Titipan tersebut, lanjutnya, bukan sekadar soal kebijakan, melainkan menyangkut kepentingan personal dan kekuasaan.
Mulai dari permintaan penanganan perkara, mutasi jabatan, hingga promosi perwira.
“Nitip kasus, nitip orang, agar teman saya yang di sana dipindah, agar teman saya yang di sana dinantikan bintang satu, dan macam-macam,” bebernya.
Kata Mahfud, situasi inilah yang membuat kepolisian sulit berdiri independen. Namun ia menegaskan, persoalan ini tidak bisa sepenuhnya dibebankan kepada institusi Polri semata.
“Itu karena polisi tidak independen, karena anggarannya kecil. Jadi, kita tidak juga boleh menyalahkan polisinya semata-mata,” tegas mantan Ketua Mahkamah Konstitusi itu.
Ia justru menyinggung peran aktor sipil, khususnya politisi, yang menurutnya juga harus ikut berbenah.
“Kita juga, orang-orang sipilnya, politisi sipilnya, supaya juga diperbaiki,” kata Mahfud.
Meski demikian, Mahfud mengingatkan bahwa solusi menaikkan anggaran atau gaji aparat bukanlah jawaban utama.
Tambahnya, jika logika itu dipakai, maka semua institusi akan menuntut hal yang sama.
“Kalau Anda bicara, agar polisi baik, gajinya dinaikkan. Yang enggak juga dong,” timpalnya.
Mahfud mencontohkan, tuntutan serupa bisa datang dari profesi lain.
“Agar guru baik, ya gajinya dinaikkan, karena polisi itu dididik oleh guru. Lalu, jaksanya bilang, saya juga penuntutan, harus baik. Hakimnya bilang, semua ingin naik gaji,” sambungnya.

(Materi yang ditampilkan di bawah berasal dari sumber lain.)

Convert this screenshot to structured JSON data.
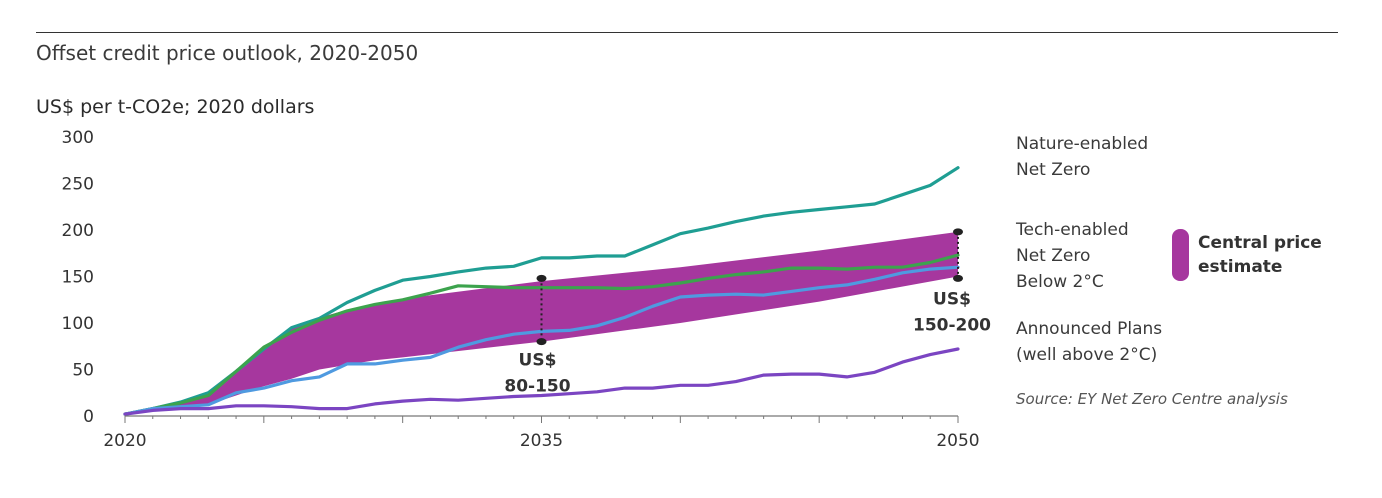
{
  "chart_data": {
    "type": "line",
    "title": "Offset credit price outlook, 2020-2050",
    "ylabel": "US$ per t-CO2e; 2020 dollars",
    "xlabel": "",
    "xlim": [
      2020,
      2050
    ],
    "ylim": [
      0,
      300
    ],
    "x_ticks": [
      2020,
      2035,
      2050
    ],
    "y_ticks": [
      0,
      50,
      100,
      150,
      200,
      250,
      300
    ],
    "grid": false,
    "legend_placement": "right",
    "x": [
      2020,
      2021,
      2022,
      2023,
      2024,
      2025,
      2026,
      2027,
      2028,
      2029,
      2030,
      2031,
      2032,
      2033,
      2034,
      2035,
      2036,
      2037,
      2038,
      2039,
      2040,
      2041,
      2042,
      2043,
      2044,
      2045,
      2046,
      2047,
      2048,
      2049,
      2050
    ],
    "series": [
      {
        "name": "Nature-enabled Net Zero",
        "color": "#1f9e93",
        "values": [
          2,
          8,
          15,
          25,
          48,
          72,
          95,
          105,
          122,
          135,
          146,
          150,
          155,
          159,
          161,
          170,
          170,
          172,
          172,
          184,
          196,
          202,
          209,
          215,
          219,
          222,
          225,
          228,
          238,
          248,
          267
        ]
      },
      {
        "name": "Tech-enabled Net Zero",
        "color": "#3ca34d",
        "values": [
          2,
          8,
          14,
          22,
          48,
          74,
          90,
          103,
          113,
          120,
          125,
          132,
          140,
          139,
          138,
          138,
          138,
          138,
          137,
          139,
          143,
          148,
          152,
          155,
          159,
          159,
          158,
          160,
          160,
          165,
          173
        ]
      },
      {
        "name": "Below 2°C",
        "color": "#4f9ae0",
        "values": [
          2,
          8,
          10,
          12,
          25,
          30,
          38,
          42,
          56,
          56,
          60,
          63,
          74,
          82,
          88,
          91,
          92,
          97,
          106,
          118,
          128,
          130,
          131,
          130,
          134,
          138,
          141,
          147,
          154,
          158,
          160
        ]
      },
      {
        "name": "Announced Plans (well above 2°C)",
        "color": "#7b45c2",
        "values": [
          2,
          6,
          8,
          8,
          11,
          11,
          10,
          8,
          8,
          13,
          16,
          18,
          17,
          19,
          21,
          22,
          24,
          26,
          30,
          30,
          33,
          33,
          37,
          44,
          45,
          45,
          42,
          47,
          58,
          66,
          72
        ]
      }
    ],
    "band": {
      "name": "Central price estimate",
      "color": "#a6379e",
      "x": [
        2020,
        2021,
        2022,
        2023,
        2024,
        2025,
        2026,
        2027,
        2028,
        2029,
        2030,
        2035,
        2040,
        2045,
        2050
      ],
      "low": [
        2,
        6,
        8,
        12,
        22,
        32,
        40,
        50,
        55,
        60,
        63,
        80,
        100,
        123,
        150
      ],
      "high": [
        2,
        8,
        14,
        22,
        48,
        74,
        94,
        106,
        114,
        121,
        126,
        145,
        160,
        178,
        198
      ]
    },
    "annotations": [
      {
        "x": 2035,
        "low": 80,
        "high": 148,
        "label_line1": "US$",
        "label_line2": "80-150"
      },
      {
        "x": 2050,
        "low": 148,
        "high": 198,
        "label_line1": "US$",
        "label_line2": "150-200"
      }
    ],
    "legend_labels": {
      "nature_line1": "Nature-enabled",
      "nature_line2": "Net Zero",
      "tech_line1": "Tech-enabled",
      "tech_line2": "Net Zero",
      "below2": "Below 2°C",
      "announced_line1": "Announced Plans",
      "announced_line2": "(well above 2°C)",
      "central_line1": "Central price",
      "central_line2": "estimate"
    },
    "source": "Source: EY Net Zero Centre analysis"
  }
}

Mahfud bilang, pendekatan semacam itu justru akan membebani keuangan negara.
“Karena kalau itu terjadi, nanti yang lain juga akan minta. Anggaran negara enggak ada,” ucapnya.
Sebagai jalan keluar, Mahfud menekankan pentingnya semangat gotong royong dan tanggung jawab bersama dalam membenahi institusi negara.
“Iya, makanya, gotong royong itu menjadi penting. Dari yang ada, lalu kembali. Kita kerja sama-sama lah, gitu. Agar negara ini baik,” kuncinya.